WINNERS:
Collin McGuckin: Professor McGuckin and team have grown an artificial liver from umbilical cord stem cells. It is hailed as being the vital first step in creating a fully artificial liver that can be used for transplants. McGuckin says “the transplant of a section of liver grown from cord blood could be possible within the next 10 to 15 years.
Cord Blood Registry: CBR is the largest newborn stem cell bank in the world established this year. CBR has set the standard in the cord blood banking industry with newly designed computer monitoring and tracking systems: Ensuring the security of the stem cells, establishing efficient techniques for processing samples, and expanding storage facilities with the capacity to house over 20 million newborn stem cell units in 674 cryogenic vaults.
Presidential Veto: George Bush’s first and only veto on destructive embryo research continued his principled and ethical framework for scientific research to advance. The veto maintains an important fire wall between women and couples who use in vitro fertilization technologies to make embryos to make babies and the researcher who has a vested interest in these couples donating their spare or leftover embryos for research.
Kofi Annan: Though critical of US foreign policy, the controversial, out-going U.N. Secretary-General warns that dangers from a rapidly growing biotechnology industry are increasing and urges creating global safeguards. He says, “We lack an international system of safeguards to manage those risks. Scientists may do their best to follow rules for responsible conduct of research. But efforts to harmonize these rules on a global level are outpaced by the galloping advance of science itself.”
California: Voted no *again* for AB 654- the state’s compassionate choice act, which was mirrored after Oregon’s “death with dignity” act. A bi-partisan vote shut out the bill as Californians saw it lacked true compassion since it would legalize physicians prescribing lethal doses to their patients in order to terminate their lives.

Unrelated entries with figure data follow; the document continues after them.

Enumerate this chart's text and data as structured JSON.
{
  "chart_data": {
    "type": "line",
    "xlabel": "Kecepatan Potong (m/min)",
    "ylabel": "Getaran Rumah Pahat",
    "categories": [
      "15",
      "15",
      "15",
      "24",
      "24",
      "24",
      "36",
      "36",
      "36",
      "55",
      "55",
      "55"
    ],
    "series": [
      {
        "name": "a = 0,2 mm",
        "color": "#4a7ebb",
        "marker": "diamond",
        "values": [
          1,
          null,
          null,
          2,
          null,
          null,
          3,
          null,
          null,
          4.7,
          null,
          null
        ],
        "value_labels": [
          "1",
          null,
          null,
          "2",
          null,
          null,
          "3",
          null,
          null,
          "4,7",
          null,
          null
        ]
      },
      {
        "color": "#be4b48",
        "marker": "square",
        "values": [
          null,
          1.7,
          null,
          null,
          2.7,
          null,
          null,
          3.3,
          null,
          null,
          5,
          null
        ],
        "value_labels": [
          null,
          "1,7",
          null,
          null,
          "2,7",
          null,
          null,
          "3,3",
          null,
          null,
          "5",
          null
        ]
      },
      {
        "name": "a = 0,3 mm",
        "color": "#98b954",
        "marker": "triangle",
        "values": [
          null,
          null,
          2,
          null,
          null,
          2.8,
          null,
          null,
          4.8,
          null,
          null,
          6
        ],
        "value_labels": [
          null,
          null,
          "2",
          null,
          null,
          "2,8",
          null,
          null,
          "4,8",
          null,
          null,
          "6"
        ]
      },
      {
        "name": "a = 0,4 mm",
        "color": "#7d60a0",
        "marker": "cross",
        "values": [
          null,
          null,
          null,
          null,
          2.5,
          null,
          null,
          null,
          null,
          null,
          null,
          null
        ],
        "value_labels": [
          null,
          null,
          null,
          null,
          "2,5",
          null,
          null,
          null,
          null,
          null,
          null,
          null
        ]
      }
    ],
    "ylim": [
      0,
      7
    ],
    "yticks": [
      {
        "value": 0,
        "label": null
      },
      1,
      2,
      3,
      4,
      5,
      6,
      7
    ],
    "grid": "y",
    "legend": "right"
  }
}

Hands Off Our Ovaries: An international group calling for a moratorium on human eggs for research worked together with groups like the Women’s Forum of Australia: We applaud the efforts of people around the world to stand up for women’s health and safety issues, calling for responsible biotechnology.
LOSERS:
Missourians: The people of Missouri have been deceived and have narrowly passed the deceptive amendment 2. The Stem Cell Research and Cures Initiative claimed to ban human cloning, but it actually provides constitutional protection for human cloning research, banning only the gestation of a human clone and thus mandating the destruction of any human clones that are produced for research purposes.
Nina Thanki: 5 days after a routine IVF procedure, Thanki (37) died of complications associated with her egg retrieval. Rajesh, her husband, commented “If the hospital had told me there was even a one per cent risk of Nina dying I would have said no, we are not doing this.” Even though remote, there are myriad risks associated with IVF procedure.
Arnold Schwarzenegger: In direct response to the Bush veto, the Governor took executive action, loaning $150 million to move proposition 71 research along in California. Robert Klein, Chair of the California Institute for Regenerative Medicine had successfully duped California tax payers into funding 3 billion dollars towards embryonic stem cell research back in November 2004. But because of pending lawsuits against the stem cell initiative, bonds have not been able to be sold.
Anna Pou, Cheri Landry and Lori Budo: Arrested on July 17 for murder, on charges of giving lethal injections to four patients judged too sick to leave the New Orleans hospital. A trial is pending and no formal indictment has been brought against Dr. Pou and nurses Landry and Budo. While acknowledging the harrowing circumstances faced by those in hurricane Katrina, euthanizing patients in their greatest hour of need is the worst form of patient abandonment.
Chinese death row prisoners: After years of denial, China has acknowledged that most of the human organs used in transplants in China are taken from executed prisoners and that many of the recipients are also foreigners who pay hefty sums to avoid a long wait. Reports have surfaced suggesting that retinas and kidneys have been taken from executed gang members without their consent.
Richard Dawkins: Dawkins an avowed aetheist says “Eugenics may not be bad.” He wonders “whether, some 60 years after Hitler’s death, we might at least venture to ask what the moral difference is between breeding for musical ability and forcing a child to take music lessons. Or why it is acceptable to train fast runners and high jumpers but not to breed them.” Recently Dawkins debated Francis Collins in Time magazine and claimed, “once you buy into the position of faith, you begin losing your scientific credibility.”